DDoS attack timeline

They have also gotten bigger over the years. In the mid-1990s an attack may have consisted of 150 requests per second – and it would have been enough to bring down many systems. Today they can exceed 1,000 Gbps. This has largely been fueled by the sheer size of modern botnets.

In October 2016, internet infrastructure services provider Dyn DNS (Now Oracle DYN) was stuck by a wave of DNS queries from tens of millions IP addresses. That attack, executed through the Mirai botnet, infected reportedly over 100,000 IoT devices, including IP cameras and printers. At its peak, Mirai reached 400,000 bots. Services including Amazon, Netflix, Reddit, Spotify, Tumblr, and Twitter were disrupted.

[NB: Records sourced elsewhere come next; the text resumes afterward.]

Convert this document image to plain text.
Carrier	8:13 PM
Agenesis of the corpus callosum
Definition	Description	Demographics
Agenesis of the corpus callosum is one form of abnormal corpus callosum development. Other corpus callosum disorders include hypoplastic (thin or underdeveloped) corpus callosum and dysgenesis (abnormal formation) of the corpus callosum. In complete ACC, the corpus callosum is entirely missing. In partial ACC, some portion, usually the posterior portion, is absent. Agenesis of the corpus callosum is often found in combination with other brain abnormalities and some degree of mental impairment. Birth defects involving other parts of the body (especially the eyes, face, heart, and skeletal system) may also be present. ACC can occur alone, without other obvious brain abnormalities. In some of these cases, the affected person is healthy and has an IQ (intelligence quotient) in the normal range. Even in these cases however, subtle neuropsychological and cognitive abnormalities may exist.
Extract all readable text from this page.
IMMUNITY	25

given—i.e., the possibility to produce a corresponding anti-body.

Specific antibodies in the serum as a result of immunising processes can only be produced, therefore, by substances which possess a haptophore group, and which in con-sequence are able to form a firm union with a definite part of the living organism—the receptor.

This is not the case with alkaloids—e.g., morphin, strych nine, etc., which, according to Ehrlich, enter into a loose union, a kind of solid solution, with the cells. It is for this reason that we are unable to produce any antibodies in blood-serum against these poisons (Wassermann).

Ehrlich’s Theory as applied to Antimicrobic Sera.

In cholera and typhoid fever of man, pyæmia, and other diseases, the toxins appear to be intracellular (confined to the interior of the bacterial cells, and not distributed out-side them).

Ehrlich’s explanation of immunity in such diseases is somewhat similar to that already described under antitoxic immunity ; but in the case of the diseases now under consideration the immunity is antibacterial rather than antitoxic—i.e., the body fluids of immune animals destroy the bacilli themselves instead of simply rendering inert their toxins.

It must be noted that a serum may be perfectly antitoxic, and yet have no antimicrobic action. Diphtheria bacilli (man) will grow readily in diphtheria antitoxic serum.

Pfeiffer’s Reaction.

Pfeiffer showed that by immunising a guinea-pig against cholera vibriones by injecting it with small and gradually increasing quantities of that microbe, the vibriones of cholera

In the beginning, attackers built their own botnets by scanning the Internet for vulnerable devices and then compromising them with malware that enabled attackers to remotely control the bots. Sadly, attackers don’t even need to build botnets anymore; they can rent DDoS-for-hire botnets from operators who charge very little money for short-term (but effective) attacks.

In early 2018 a new DDoS technique began to emerge. On February 28, the version control hosting service GitHub was hit with a massive denial of service attack, with 1.35 TB per second of traffic hitting the popular site. Although GitHub was only knocked offline intermittently and managed to beat the attack back entirely after less than 20 minutes, the sheer scale of the assault was worrying, as it outpaced the Dyn attack, which had peaked at 1.2 TB a second.